In this study, scheduling rules for intelligent stormwater outlets were proposed, along with the optimization of key parameters for the scheduling system, including the activation low water level (H0), pump shutdown high water level (H1), warning water level (Hw), and water quality monitoring parameters. The new scheduling rules are as follows: when the water level in the outlet well is above H0 but below H1, and the wastewater quality is worse than the local wastewater discharge standard, the wastewater pump starts working to pump out the wastewater; when the water level is above H0 but below H1 with wastewater quality better than the local discharge standard, the pump remains idle; when the water level is above H1 with wastewater quality better than the local discharge standard, the pump stops working; when the water level is above H1 with wastewater quality worse than the local discharge standard, the pump continues to work to prevent wastewater overflow; and when the water level is below the warning level Hw, the pump stops working to prevent dry operation of the equipment. 

(3) Hardware parameter design of intelligent rainwater outlet

Optimization design was conducted on the baffle height (H2) of intelligent stormwater outlet hardware parameters. The study results showed that changes in baffle height have a significant impact on overflow and TDS discharge, exhibiting a trend of initially decreasing and then increasing. When adjusting the baffle height, as H2 increases, the factor controlling overflow switches from the activation low water level to the pump shutdown high water level. In other words, a lower baffle height (H2) effectively controls the activation low water level, while a higher H2 effectively controls the pump shutdown high water level. 

(4) Optimization of intelligent rainwater outlet scheduling parameters

Optimization was also conducted for operational parameters of intelligent stormwater outlets, including H0, H1, Hw, and water quality monitoring parameters. For a constant outflow baffle height (H2), a lower activation low water level results in smaller overflow and total TDS discharge; maintaining the activation low water level between 0.1-0.33 m minimizes overflow and total TDS discharge.

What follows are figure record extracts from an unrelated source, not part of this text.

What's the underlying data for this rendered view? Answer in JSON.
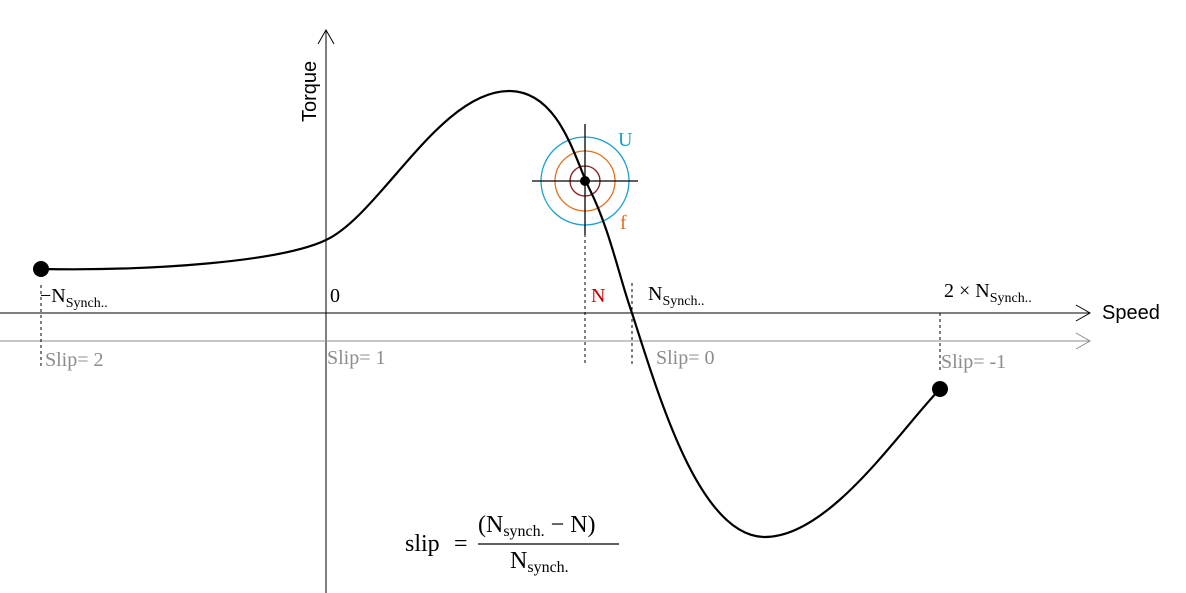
{
  "axes": {
    "y_label": "Torque",
    "x_label": "Speed"
  },
  "speed_labels": [
    {
      "main": "−N",
      "sub": "Synch.."
    },
    {
      "main": "0"
    },
    {
      "main": "N"
    },
    {
      "main": "N",
      "sub": "Synch.."
    },
    {
      "main": "2 × N",
      "sub": "Synch.."
    }
  ],
  "slip_labels": [
    "Slip= 2",
    "Slip= 1",
    "Slip= 0",
    "Slip= -1"
  ],
  "circle_labels": {
    "u": "U",
    "f": "f"
  },
  "formula": {
    "lhs": "slip",
    "eq": "=",
    "num_open": "(N",
    "num_sub": "synch.",
    "num_rest": " − N)",
    "den": "N",
    "den_sub": "synch."
  }
}
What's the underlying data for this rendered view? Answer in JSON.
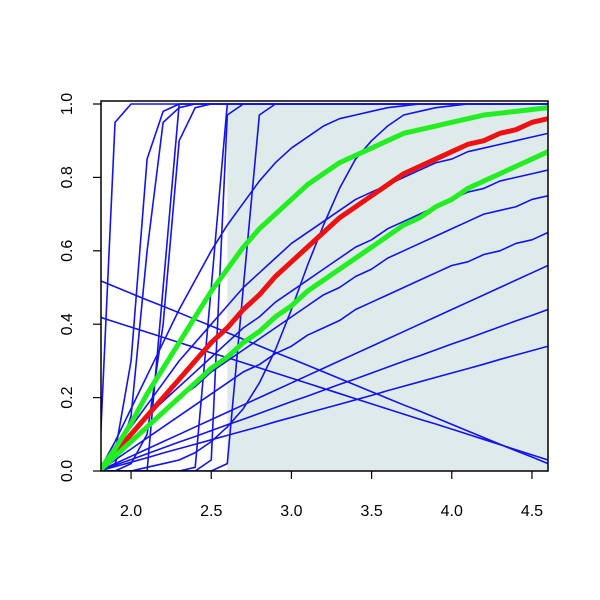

A higher pump shutdown high water level results in smaller overflow and total TDS discharge; maintaining the pump shutdown high water level above the baffle height, i.e., above 0.54 m, reduces overflow and total TDS discharge from the stormwater outlet. In high water situations, the pump shutdown high water level becomes the primary control factor for stormwater overflow instead of the activation low water level. Regarding energy consumption optimization of intelligent stormwater outlets, selecting a relatively higher activation low water level reduces pump power consumption; maintaining the activation low water level above 0.5 m decreases the energy consumption of the drainage system. When considering the pump shutdown high water level, selecting an appropriate parameter in conjunction with the baffle height can reduce equipment operating energy consumption; setting the pump shutdown high water level below 0.54 m (baffle height) decreases energy consumption.